Für die Anzahl der Anbieter und der zugelassenen Fahrzeuge pro Lizenz sieht die Verordnung – anders als die Regelung von 2019 und das zugrundeliegende Gesetz des Brüsseler Parlaments von 2018 – erstmals die Möglichkeit einer Begrenzung vor. Für Fahrräder darf es bis zu fünf Lizenzen geben (maximal 4.000 Fahrzeuge pro Lizenz), bis zu drei für Elektroroller (in der Gesetzesterminologie “engins de déplacement – Voortbewegingstoestel”, maximal 6.000 pro Lizenz), Elektro-Scooter (500) und Lastenräder (500). Die Verordnung lässt aber auch die Möglichkeit zu, gar keine Lizenzen zu erteilen.
Die Regierung hat sich jetzt entschieden, ab 1. Januar 2024 die Zahl der Anbieter und der Fahrzeuge gegenüber dem aktuellen Bestand drastisch zu reduzieren, wobei man unter den Obergrenzen bleibt, die die Verordnung erlaubt. Für Elektroroller soll es nur noch zwei Anbieter geben (statt bisher sieben) mit jeweils 4.000 Fahrzeugen. Drei Anbieter statt bisher sechs sind für Fahrräder vorgesehen (jeweils 2.500 Räder), zwei für E-Scooter (je 300 Fahrzeuge) und zwei für Lastenfahrräder (je 150 Räder). Die Lizenzen gelten nur noch drei statt wie bisher vier Jahre.
Jetzt nach der Sommerpause sollen die Lizenzen ausgeschrieben werden, um das Vergabeverfahren rechtzeitig zum Beginn des Jahres 2024 abzuschließen.
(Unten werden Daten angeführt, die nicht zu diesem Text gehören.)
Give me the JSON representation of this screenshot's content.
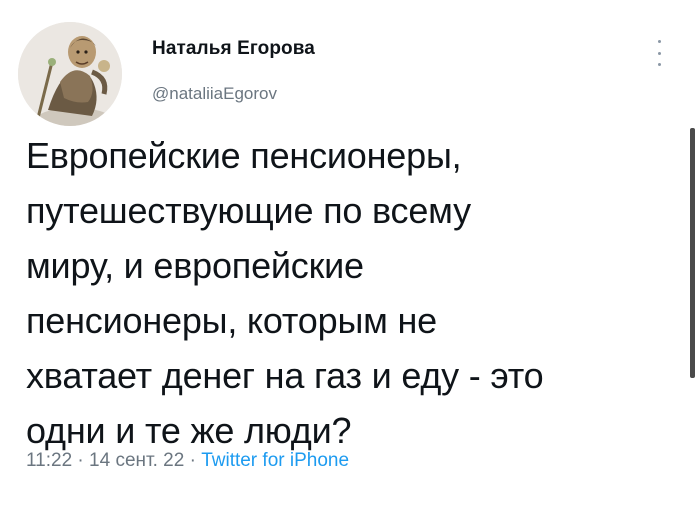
{
  "author": {
    "display_name": "Наталья Егорова",
    "handle": "@nataliiaEgorov",
    "avatar": "avatar-illustration"
  },
  "tweet": {
    "text": "Европейские пенсионеры,\nпутешествующие по всему\nмиру, и европейские\nпенсионеры, которым не\nхватает денег на газ и еду - это\nодни и те же люди?"
  },
  "meta": {
    "time": "11:22",
    "separator": " · ",
    "date": "14 сент. 22",
    "source": "Twitter for iPhone"
  },
  "icons": {
    "more": "more-vertical-icon"
  },
  "colors": {
    "text": "#0f1419",
    "secondary": "#6b7680",
    "link": "#1d9bf0"
  }
}
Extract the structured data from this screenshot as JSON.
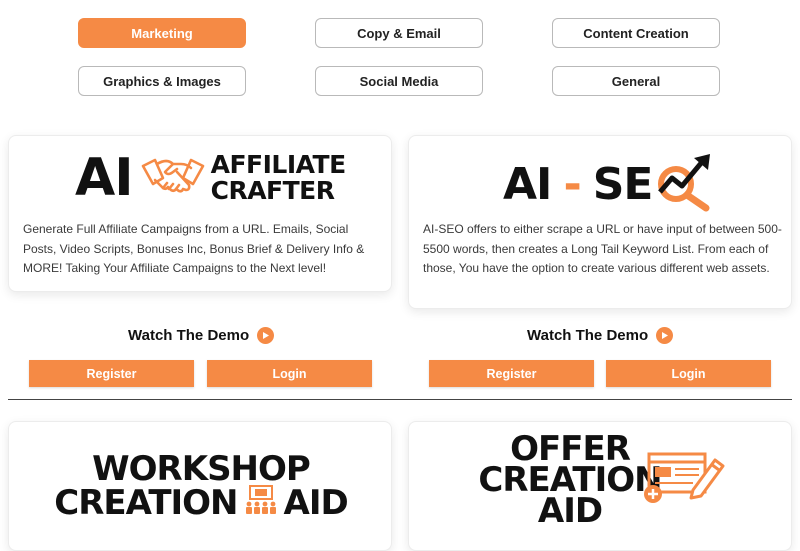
{
  "filters": {
    "marketing": "Marketing",
    "copy_email": "Copy & Email",
    "content_creation": "Content Creation",
    "graphics_images": "Graphics & Images",
    "social_media": "Social Media",
    "general": "General"
  },
  "colors": {
    "accent": "#f58a45",
    "text": "#111111"
  },
  "cards": {
    "affiliate": {
      "logo_ai": "AI",
      "logo_line1": "AFFILIATE",
      "logo_line2": "CRAFTER",
      "icon": "handshake-icon",
      "description": "Generate Full Affiliate Campaigns from a URL. Emails, Social Posts, Video Scripts, Bonuses Inc, Bonus Brief & Delivery Info & MORE! Taking Your Affiliate Campaigns to the Next level!",
      "watch": "Watch The Demo",
      "register": "Register",
      "login": "Login"
    },
    "seo": {
      "logo_ai": "AI",
      "logo_dash": "-",
      "logo_se": "SE",
      "icon": "magnifier-trend-icon",
      "description": "AI-SEO offers to either scrape a URL or have input of between 500-5500 words, then creates a Long Tail Keyword List. From each of those, You have the option to create various different web assets.",
      "watch": "Watch The Demo",
      "register": "Register",
      "login": "Login"
    },
    "workshop": {
      "line1": "WORKSHOP",
      "line2a": "CREATION",
      "line2b": "AID",
      "icon": "presentation-audience-icon"
    },
    "offer": {
      "line1": "OFFER",
      "line2": "CREATION",
      "line3": "AID",
      "icon": "browser-edit-icon"
    }
  }
}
Kriterien sind – neben der wirtschaftlichen Leistungsfähigkeit und dem Nachweis einer Versicherung – die Einhaltung der Regeln für die Nutzung und das Abstellen der Fahrzeuge, die Sicherheit sowie soziale und ökologische Aspekte wie etwa das Laden der Batterien mit “grünem” Strom. Die Verordnung sieht eine strengere Überwachung der Anbieter einschließlich einer jährlichen Evaluierung ihrer Leistungen vor.
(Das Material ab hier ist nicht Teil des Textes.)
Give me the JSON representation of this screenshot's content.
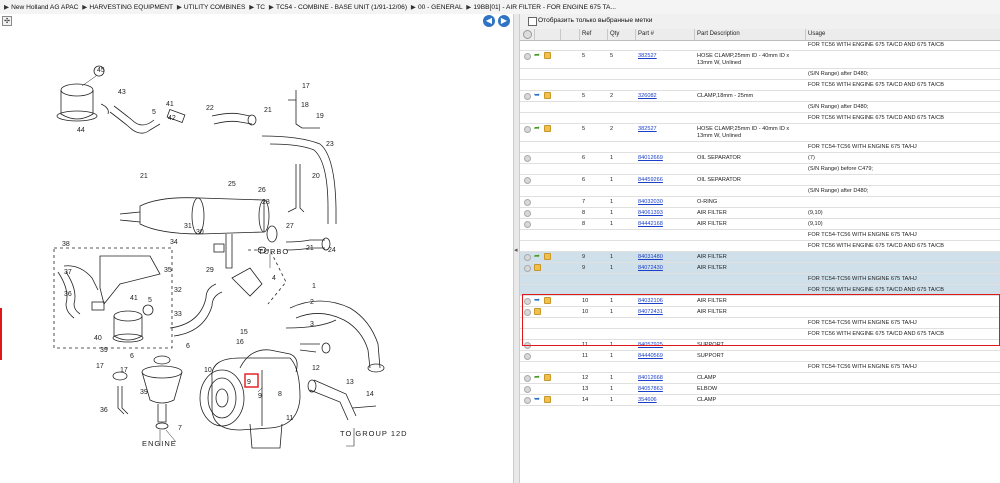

Neu ist die Verpflichtung, dass die Fahrzeuge ein Kennzeichen haben müssen, das “auf den ersten Blick sichtbar und lesbar ist”. Schon bisher galt, dass die Fahrzeuge technisch so ausgestattet sein müssen, dass sie die für sie geltenden Geschwindigkeitsbegrenzungen einhalten. Allgemein gilt etwa für E-Roller eine Höchstgeschwindigkeit von 20 km/h, in Fußgängerzonen oder Parks dürfen sie nicht schneller als 8 km/h fahren. Alle Fahrzeuge verfügen über eine Ortungsfunktion, damit die Nutzer sie mit Hilfe der dafür auf ihren Mobiltelefonen installtierten App lokalisieren können. Mit Hilfe dieser Funktion soll auch sichergestellt werden, dass die Geschwindigkeit in den Zonen automatisch “abgeregelt” wird, in denen sie beschränkt ist. Die Verkehrsverwaltung der Region (Bruxelles Mobilité) teilt den Anbietern die Abgrenzung dieser Zonen jeweils mit, damit diese die GPS-Signale entsprechend einstellen können.
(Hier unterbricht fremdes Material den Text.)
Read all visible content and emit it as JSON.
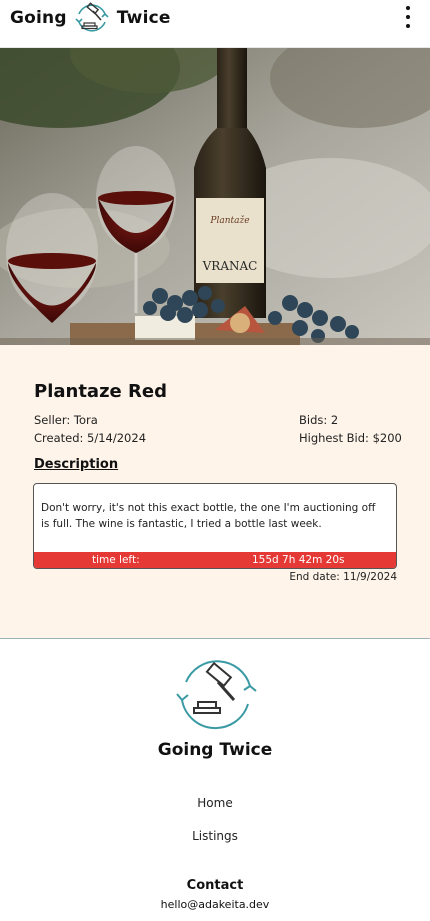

Die Technik soll auch genutzt werden, um die schon jetzt geltenden Regeln für das Abstellen der Roller und Fahrräder konsequenter durchzusetzen. Nach der Nutzung müssen diese an den dafür vorgesehenen Stellplätzen (“Drop Zone”) geparkt werden und dürfen nicht „wild“ irgendwo stehen oder liegen gelassen werden. Künftig soll die Geolokalisierung dafür sorgen, dass der Mietvorgang nicht beendet werden kann und der Gebührenzähler weiterläuft, wenn ein Fahrzeug außerhalb einer „Drop Zone“ abgestellt wird. Wie präzise diese “digitale” Abgrenzung der Zonen in der Praxis funktioniert, bleibt abzuwarten. Die Verordnung verpflichtet die Anbieter, technisch sicherzustellen, dass 95 Prozent der Fahrzeuge in den dafür vorgesehenen Zonen abgestellt werden.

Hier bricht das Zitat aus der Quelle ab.